Biofilm propensity of Staphylococcus aureus skin isolates is associated with increased atopic dermatitis severity and barrier dysfunction in the MPAACH pediatric cohort.

BACKGROUND: Atopic dermatitis (AD) patients are often colonized with Staphylococcus aureus, and staphylococcal biofilms have been reported on adult AD skin lesions. The commensal S epidermidis can antagonize S aureus, although its role in AD is unclear. We sought to characterize S aureus and S epidermidis colonization and biofilm propensity and determine their associations with AD severity, barrier function, and epidermal gene expression in the first US early-life cohort of children with AD, the Mechanisms of Progression of Atopic Dermatitis to Asthma in Children (MPAACH). METHODS: The biofilm propensity of staphylococcal isolates was assessed by crystal violet assays. Gene expression of filaggrin and antimicrobial alarmins S100A8 and S100A9 was measured in keratinocyte RNA extracted from skin tape strips. Staphylococcal biofilms sampled from MPAACH skin were visualized using scanning electron microscopy. RESULTS: Sixty-two percent of staphylococcal isolates (sampled from 400 subjects) formed moderate/strong biofilms. Sixty-eight percent of subjects co-colonized with both staphylococcal species exhibited strains that formed cooperative mixed-species biofilms. Scanning electron microscopy verified the presence of staphylococcal biofilms on the skin of MPAACH children. Staphylococcus aureus strains showing higher relative biofilm propensity compared with S epidermidis were associated with increased AD severity (P = .03) and increased lesional and nonlesional transepidermal water loss (P = .01, P = .03). CONCLUSIONS: Our data suggest a pathogenic role for S aureus biofilms in AD. We found that strain-level variation in staphylococcal isolates governs the interactions between S epidermidis and S aureus and that the balance between these two species, and their biofilm propensity, has important implications for AD.

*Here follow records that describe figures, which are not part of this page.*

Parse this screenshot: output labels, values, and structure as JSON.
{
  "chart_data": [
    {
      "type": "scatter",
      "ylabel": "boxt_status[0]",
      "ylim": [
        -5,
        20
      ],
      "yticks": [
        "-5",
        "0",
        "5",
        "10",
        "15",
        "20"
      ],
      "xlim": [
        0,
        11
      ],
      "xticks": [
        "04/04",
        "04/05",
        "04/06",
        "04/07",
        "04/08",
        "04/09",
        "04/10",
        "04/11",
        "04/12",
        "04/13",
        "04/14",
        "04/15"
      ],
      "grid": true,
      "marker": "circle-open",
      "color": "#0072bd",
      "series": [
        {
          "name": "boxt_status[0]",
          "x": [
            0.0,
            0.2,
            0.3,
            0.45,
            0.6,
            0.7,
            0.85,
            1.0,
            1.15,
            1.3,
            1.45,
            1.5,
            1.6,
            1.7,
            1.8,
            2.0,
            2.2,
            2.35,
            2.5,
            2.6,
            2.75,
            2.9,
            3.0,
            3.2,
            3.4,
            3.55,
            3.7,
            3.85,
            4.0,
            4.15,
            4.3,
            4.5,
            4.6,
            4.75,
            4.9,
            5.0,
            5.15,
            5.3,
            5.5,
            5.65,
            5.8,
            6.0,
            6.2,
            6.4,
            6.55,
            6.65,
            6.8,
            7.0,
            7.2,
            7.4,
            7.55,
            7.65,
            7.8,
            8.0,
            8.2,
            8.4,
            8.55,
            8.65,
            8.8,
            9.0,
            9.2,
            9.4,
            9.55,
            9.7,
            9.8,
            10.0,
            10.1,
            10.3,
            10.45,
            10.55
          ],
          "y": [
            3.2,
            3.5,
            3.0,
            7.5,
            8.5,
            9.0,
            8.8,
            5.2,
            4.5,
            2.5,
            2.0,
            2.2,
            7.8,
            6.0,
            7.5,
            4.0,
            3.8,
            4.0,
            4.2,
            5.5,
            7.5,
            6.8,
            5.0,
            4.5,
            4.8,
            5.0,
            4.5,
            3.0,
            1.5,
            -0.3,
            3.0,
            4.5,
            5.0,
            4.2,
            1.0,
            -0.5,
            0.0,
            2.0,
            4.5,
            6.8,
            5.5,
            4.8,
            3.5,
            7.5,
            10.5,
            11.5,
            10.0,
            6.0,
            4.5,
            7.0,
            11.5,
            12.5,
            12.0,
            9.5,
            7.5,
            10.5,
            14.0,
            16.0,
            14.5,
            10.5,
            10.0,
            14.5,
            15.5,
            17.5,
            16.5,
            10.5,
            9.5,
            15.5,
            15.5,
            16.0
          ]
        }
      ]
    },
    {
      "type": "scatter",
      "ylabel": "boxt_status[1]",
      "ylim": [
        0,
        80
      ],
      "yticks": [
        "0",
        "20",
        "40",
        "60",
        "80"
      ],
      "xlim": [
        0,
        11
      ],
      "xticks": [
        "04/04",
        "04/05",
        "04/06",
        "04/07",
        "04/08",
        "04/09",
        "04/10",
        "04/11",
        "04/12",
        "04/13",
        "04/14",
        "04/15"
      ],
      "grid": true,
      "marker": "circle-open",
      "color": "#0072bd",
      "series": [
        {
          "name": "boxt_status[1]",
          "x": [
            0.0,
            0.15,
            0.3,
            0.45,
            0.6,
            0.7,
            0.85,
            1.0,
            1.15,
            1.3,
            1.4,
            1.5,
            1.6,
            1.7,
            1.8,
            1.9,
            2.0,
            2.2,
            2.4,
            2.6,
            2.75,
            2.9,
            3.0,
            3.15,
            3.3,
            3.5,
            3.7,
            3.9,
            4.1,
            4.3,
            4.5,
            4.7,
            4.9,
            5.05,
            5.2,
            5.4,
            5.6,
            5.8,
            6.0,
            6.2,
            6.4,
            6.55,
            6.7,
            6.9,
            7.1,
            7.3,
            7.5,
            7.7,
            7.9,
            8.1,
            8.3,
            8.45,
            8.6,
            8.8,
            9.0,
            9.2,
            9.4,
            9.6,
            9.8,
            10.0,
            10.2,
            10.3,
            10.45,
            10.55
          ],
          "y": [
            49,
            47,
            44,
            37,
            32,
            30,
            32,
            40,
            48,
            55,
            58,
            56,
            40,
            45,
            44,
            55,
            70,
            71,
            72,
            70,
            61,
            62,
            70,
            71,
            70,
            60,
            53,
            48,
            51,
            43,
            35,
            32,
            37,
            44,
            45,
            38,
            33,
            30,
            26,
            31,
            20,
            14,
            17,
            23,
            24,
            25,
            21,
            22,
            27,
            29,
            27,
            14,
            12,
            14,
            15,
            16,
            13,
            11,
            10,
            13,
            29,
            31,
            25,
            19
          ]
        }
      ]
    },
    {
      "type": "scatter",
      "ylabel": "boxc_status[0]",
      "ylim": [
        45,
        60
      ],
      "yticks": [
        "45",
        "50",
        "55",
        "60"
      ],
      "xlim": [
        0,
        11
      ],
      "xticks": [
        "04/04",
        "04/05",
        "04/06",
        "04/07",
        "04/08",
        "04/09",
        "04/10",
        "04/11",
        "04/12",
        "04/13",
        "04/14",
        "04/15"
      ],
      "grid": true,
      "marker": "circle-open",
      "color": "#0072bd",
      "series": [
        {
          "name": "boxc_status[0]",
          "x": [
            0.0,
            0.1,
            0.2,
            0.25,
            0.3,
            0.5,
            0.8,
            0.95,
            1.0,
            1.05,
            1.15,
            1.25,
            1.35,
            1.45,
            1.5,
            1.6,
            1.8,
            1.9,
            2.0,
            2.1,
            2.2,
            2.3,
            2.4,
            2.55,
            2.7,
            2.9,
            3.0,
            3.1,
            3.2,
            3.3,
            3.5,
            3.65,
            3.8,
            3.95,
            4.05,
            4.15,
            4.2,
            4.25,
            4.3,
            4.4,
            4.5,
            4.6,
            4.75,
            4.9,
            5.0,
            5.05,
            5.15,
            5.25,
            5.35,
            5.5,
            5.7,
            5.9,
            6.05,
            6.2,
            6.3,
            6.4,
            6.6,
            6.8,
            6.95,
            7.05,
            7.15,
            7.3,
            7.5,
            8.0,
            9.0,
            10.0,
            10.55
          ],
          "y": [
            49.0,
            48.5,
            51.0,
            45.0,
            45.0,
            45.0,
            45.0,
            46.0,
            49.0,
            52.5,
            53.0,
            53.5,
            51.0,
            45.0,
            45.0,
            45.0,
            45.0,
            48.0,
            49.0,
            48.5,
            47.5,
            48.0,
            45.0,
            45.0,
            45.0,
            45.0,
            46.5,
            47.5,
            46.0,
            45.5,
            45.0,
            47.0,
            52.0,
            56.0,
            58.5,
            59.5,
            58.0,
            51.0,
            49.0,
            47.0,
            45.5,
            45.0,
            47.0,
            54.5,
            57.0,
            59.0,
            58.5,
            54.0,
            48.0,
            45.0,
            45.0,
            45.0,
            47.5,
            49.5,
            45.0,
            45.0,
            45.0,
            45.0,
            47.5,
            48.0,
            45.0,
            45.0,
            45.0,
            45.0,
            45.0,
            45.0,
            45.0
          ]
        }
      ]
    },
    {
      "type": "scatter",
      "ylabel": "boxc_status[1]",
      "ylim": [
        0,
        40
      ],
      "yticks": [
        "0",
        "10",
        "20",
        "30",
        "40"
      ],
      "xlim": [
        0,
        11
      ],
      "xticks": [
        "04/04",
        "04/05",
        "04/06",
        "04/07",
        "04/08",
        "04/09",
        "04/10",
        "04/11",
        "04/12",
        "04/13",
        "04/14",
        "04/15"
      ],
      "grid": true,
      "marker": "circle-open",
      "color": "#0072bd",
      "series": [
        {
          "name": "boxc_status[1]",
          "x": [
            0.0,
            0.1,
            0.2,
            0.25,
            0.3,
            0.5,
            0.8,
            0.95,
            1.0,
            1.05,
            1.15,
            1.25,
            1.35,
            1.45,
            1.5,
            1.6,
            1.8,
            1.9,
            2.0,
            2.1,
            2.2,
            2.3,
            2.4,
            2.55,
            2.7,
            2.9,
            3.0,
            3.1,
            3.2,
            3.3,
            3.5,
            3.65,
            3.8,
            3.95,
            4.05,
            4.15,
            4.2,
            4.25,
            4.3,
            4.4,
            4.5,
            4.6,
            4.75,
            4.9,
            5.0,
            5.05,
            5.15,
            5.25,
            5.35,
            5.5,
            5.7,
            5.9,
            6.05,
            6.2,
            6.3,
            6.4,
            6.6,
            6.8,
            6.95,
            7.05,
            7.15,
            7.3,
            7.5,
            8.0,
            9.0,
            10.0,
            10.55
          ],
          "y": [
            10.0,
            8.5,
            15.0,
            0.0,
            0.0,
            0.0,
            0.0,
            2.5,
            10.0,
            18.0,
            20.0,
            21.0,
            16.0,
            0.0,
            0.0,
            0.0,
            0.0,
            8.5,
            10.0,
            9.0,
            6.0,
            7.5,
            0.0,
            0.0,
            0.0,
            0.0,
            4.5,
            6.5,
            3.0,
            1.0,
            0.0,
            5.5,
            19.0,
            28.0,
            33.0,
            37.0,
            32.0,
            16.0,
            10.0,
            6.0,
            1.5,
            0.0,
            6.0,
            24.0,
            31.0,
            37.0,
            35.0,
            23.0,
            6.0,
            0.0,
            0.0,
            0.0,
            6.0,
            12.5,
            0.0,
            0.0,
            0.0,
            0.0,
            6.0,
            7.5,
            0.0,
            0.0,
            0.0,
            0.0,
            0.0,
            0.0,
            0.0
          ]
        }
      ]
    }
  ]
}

Events in Normal Skin Promote Early-Life Atopic Dermatitis-The MPAACH Cohort.

BACKGROUND: Nonlesional skin in atopic dermatitis (AD) is abnormal, but the pathobiology of lesional and nonlesional skin and the definition of endotypes are poorly understood. OBJECTIVE: To define lesional and nonlesional endotypes of AD by building the first US-based early-life prospective cohort of children with AD, the Mechanisms of Progression from AD to Asthma in Children cohort. METHODS: We assessed lesional and nonlesional skin transepidermal water loss, filaggrin (FLG) and alarmin (S100A8, S100A9) expression, staphylococcal colonization, and patterns of aeroallergen and food sensitization to define nonlesional and lesional phenotypes and endotypes. RESULTS: Pathophysiologic changes were present in lesional and nonlesional skin and were associated with SCORing for Atopic Dermatitis. Nonlesional skin had features characteristic of diseased skin including low FLG and high alarmin expression, and increased colonization with Staphylococcus aureus. In a multivariate model, nonlesional, but not lesional, FLG expression was associated with the development of cosensitization and moderate to severe AD. Lesional skin was characterized by further deficits in FLG expression (P < .001), but alarmin expression was the same as observed in nonlesional skin. CONCLUSIONS: This study reveals that events in the nonlesional, not the lesional, skin promote the subsequent development of AD severity and cosensitization, which is a key risk factor for allergic comorbidities. Collectively, these data suggest the presence of a subclinical eczema endotype that may predispose to the development of allergic disease in the absence of overt eczema. This may represent a new definition of the atopic march that starts with skin barrier dysfunction rather than eczema.